Gambar tujuh lingkaran dalam artikel ini adalah cara untuk memetakan kebiasaan-kebiasaan yang bisa kita anggap membantu menuju sukses. Penulis membantu kerangka Kebiasaan The One Thing agar kita sendiri memahami apa yang harus dilakukan agar kegiatan-kegiatan berhasil.
“The One Thing yang diuraikan Keller dan papasan ini memaksa kita untuk berpikir besar, menyelesaikan berbagai hal melalui penyusunan hal-hal penting, memprioritaskannya dan wow— The One Thing mulai menggerakkan efek dominonya.

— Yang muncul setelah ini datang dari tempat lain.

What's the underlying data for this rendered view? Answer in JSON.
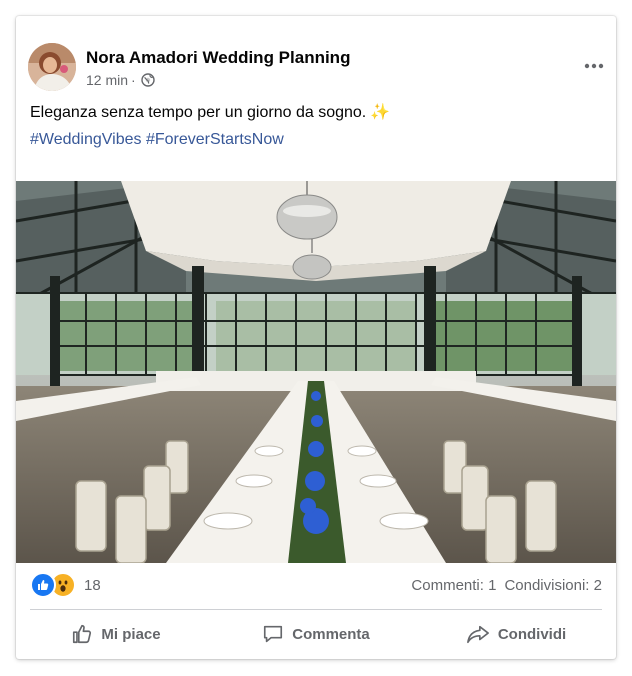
{
  "post": {
    "author": "Nora Amadori Wedding Planning",
    "time": "12 min",
    "separator": "·",
    "privacy_icon": "globe-icon",
    "caption": "Eleganza senza tempo per un giorno da sogno.",
    "caption_emoji": "✨",
    "hashtags": [
      "#WeddingVibes",
      "#ForeverStartsNow"
    ],
    "more_icon": "more-horizontal-icon"
  },
  "reactions": {
    "icons": [
      "like-reaction-icon",
      "wow-reaction-icon"
    ],
    "count": "18",
    "comments": "Commenti: 1",
    "shares": "Condivisioni: 2"
  },
  "actions": {
    "like": "Mi piace",
    "comment": "Commenta",
    "share": "Condividi"
  },
  "colors": {
    "link": "#385898",
    "like_blue": "#1877f2",
    "wow_yellow": "#f7b125",
    "secondary_text": "#65676b"
  }
}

Jika kita mencoba melakukan segalanya, kita bisa berakhir tanpa apa-apa. Jika kita mencoba melakukan The One Thing, yang lain akan mengikutinya. Itulah rumus yang dipaparkan.
Buku ini pada dasarnya merupakan buku manajemen untuk menjadi pribadi yang sukses. Buku tentang produktifitas. Pada bagian akhir, Keller dan Papasan memberi nasihatnya dalam butir-butir ini (h. 248-290):
* Live with Purpose
* Live by Priority
* Live for Productivity
Penting bagi kita menyadari untuk selalu berkomitmen menjadi yang terbaik. Hasil luar biasa hanya terjadi ketika kita memberikan yang terbaik yang kita miliki untuk menjadi yang terbaik yang bisa kita lakukan pada pekerjaan kita yang paling penting.
Jangan hanya puas dengan apa yang terjadi secara alami — bersikap terbuka terhadap pemikiran baru, keterampilan baru, dan hubungan baru. “Only those who will risk going too far can possibly find out how far one can go.”— T. S. Eliot.”
Terakhir, carilah seorang coach. Contoh-contoh orang sukses yang dipaparkan pada buku ini semua selalu ada seseorang dibalik kesuksesan mereka: coach.